I’m now one of three founders of Sona (we’re a software platform for frontline workers) and I focus on sales and marketing along with fundraising and investors.
2) What does a day in your life look like for you? Can you take us through a recent workday?
I start early so on most days I have 1-2 hours before my first call to get focused work done. I typically start by prioritising my day and then cracking on with the biggest/worst task on the list as this is usually the best/only chance of getting it done.
On Mondays we start with a weekly founder call where we run through key topics like growth, hiring and product. Then I’ll join our daily standup where everyone says hi and runs through what they’re up to and if they have any blockers. I then roll into my weekly one-to-ones with my direct reports. My afternoon is typically piled up with various external calls across sales, partners, hiring and investors.
Generally, I’ll have more calls on days at the beginning of the week, and a bit more time to focus on days towards the backend of the week.
3) Does your current role allow for flexible or remote working? If so, how does that fit into your life and routine?
At Sona, we work remotely and people decide their own hours. My number one priority is to spend time with my 2-year-old daughter every day, so I do that from 7-8am and again from 5-7pm.
So on most days I work from 8am to 5pm. Zero commute really juices up the quality time around work. Being obsessed with my startup, I of course often spend some evening time on work as well, but that ebbs and flows.
We also work a 4.5 day week so I’ll try to take a half-day to do something else, typically a sport or a hike. It’s not work, but it’s actually incredible how much it helps me clear my mind and set priorities, so it’s definitely beneficial for my role and I’m pretty sure there’s a net positive return on the 10% of work hours sacrificed.
4) What does work-life balance mean to you and how do you work to achieve that goal?
See above – it’s a personal and professional priority and we’ve built our company and culture around it.
5) In the past 12 months, have you started or stopped any routines or habits to change your life?
As mentioned, I started out in banking where you work constantly and even after banking I’ve always worked a lot of hours.
My daughter completely changed my routines! I’m now way more efficient with work because I have to be! It’s been really healthy and I wish I had learned that sooner!
Startups can be all-consuming, so having a kid also helps put stuff into perspective. It’s important but it’s not life or death.
6) Do you have any favourite books, podcasts or newsletters that you’d like to recommend?
Work-wise I consume a lot of SaaS and startup related content; my go-to is Saastr.
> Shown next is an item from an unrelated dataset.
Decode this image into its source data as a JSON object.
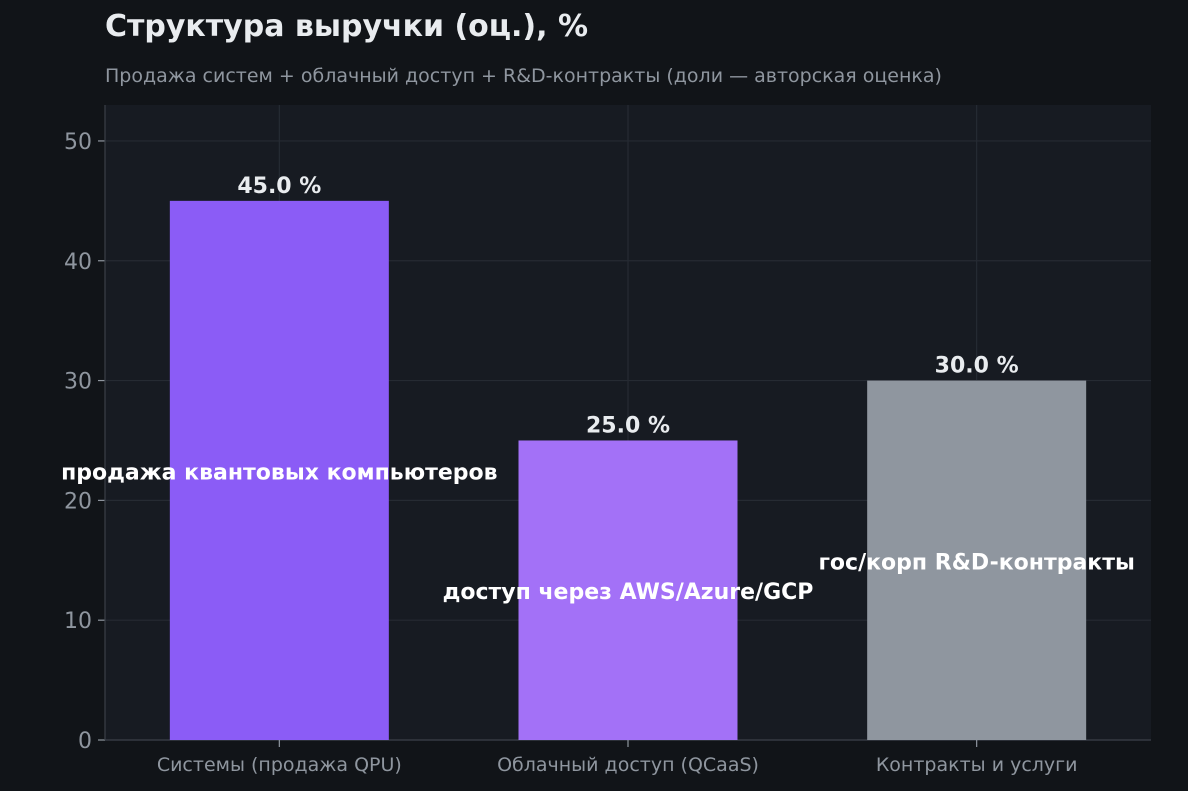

SaaS is so blueprinted and the learnings from others are often so valuable and directly applicable which I love.
7) Are there any products, gadgets or apps that you can’t live without?
My Starlink dish. I live in an area of Spain with crap internet so this has improved my setup significantly!
8) If you could read an interview about work-life balance by anyone, who would that be?
Elon Musk would be quite entertaining!
9) Do you have any last thoughts on work, life or balance that you’d like to share with our readers?
I would say to any company leaders worried about going fully remote that the upsides far outweigh the downsides. We couldn’t have grown the company and team as fast as we have if we’d insisted on them being based in a particular place or having to work X days in an office.
When you get an office, a lot of time is spent thinking about how to decorate it, the layout, who sits where, etc. You need to invest time in thinking about how to set up your remote organisation in much the same way.